Objective:To systematically evaluate the relationship between arsenic exposure and pulmonary ventilation dysfunction, so as to provide a basis for clarifying the mechanism of lung function injury caused by arsenic exposure and identifying at-risk populations of arsenic exposure.Methods:Pertinent studies were identified by searching PubMed, Embase, Web of Science, China Biology Medicine Disc (CBM), China National Knowledge Infrastructure (CNKI), Wanfang Data and VIP Database through March 2020. The studies that reported arsenic exposure and lung function dysfunction published at home and abroad were collected comprehensively. According to the inclusion and exclusion criteria, two reviewers independently screened and extracted the literatures.
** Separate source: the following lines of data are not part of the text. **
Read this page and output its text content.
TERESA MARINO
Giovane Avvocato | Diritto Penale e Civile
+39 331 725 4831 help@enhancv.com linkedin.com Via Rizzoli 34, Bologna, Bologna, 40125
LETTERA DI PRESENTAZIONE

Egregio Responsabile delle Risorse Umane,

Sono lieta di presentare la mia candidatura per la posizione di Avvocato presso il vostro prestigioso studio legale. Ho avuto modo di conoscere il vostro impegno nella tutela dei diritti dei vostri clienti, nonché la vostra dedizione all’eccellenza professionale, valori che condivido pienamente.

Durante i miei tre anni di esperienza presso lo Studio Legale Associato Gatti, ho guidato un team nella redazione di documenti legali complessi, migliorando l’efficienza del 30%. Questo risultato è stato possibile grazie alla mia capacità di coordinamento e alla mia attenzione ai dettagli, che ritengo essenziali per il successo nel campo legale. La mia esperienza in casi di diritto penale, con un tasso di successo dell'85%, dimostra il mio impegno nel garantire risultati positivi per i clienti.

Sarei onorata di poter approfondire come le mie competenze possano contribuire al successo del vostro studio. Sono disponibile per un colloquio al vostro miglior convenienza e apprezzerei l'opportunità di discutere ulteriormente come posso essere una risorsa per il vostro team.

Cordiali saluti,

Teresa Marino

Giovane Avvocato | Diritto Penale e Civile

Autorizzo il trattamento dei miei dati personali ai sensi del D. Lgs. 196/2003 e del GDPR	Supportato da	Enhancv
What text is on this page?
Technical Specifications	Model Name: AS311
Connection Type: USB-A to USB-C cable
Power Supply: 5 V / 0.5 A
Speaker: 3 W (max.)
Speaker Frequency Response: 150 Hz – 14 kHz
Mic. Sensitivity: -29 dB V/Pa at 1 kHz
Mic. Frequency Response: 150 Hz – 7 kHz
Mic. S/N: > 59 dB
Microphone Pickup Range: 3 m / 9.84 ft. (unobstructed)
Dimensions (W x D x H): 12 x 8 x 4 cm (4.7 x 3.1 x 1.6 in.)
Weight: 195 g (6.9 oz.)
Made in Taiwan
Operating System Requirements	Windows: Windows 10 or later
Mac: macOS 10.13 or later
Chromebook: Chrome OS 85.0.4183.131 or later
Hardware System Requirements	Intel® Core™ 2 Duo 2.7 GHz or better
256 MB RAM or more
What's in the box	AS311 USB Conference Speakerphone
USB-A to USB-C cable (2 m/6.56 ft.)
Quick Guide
All of the Meta-analysis were performed by using Review Manager 5.3 software, the mean difference value ( MD) was used as the effect index, the fixed effect model or the random effect model were performed for comprehensive quantitative analysis according to the heterogeneity results, and subgroup analysis was conducted to explore the source of heterogeneity. Stata SE 15 software for funnel mapping and Egger's regression test were used to evaluate publication bias. Results:Totally 10 documents were included, all in English. The Meta-analysis showed that arsenic exposure could significantly reduce forced expiratory volume in one second (FEV1) and forced vital capacity (FVC), and the MD (95% CI) was - 23.82 ( - 39.93 -- 7.72) ml and - 47.47 (- 73.97 -- 20.98) ml, respectively. The differences were statistically significant ( Ζ = 2.90, 3.51, P < 0.01). FEV1/FVC was reported in three documents, and MD (95% CI) was - 4.72 (- 13.10 - 3.67). There was no evidence of an association between arsenic exposure and FEV1/FVC ( Ζ = 1.10, P > 0.05). The results of subgroup analysis showed that there were significant differences in FEV1 and FVC among subgroups by region (χ 2 = 6.80, 30.06, P < 0.01). Conclusion:Arsenic exposure is negatively correlated with vital capacity measurement indexes FEV1 and FVC, but not with FEV1/FVC, indicating that arsenic exposure may mainly lead to restrictive pulmonary ventilation dysfunction.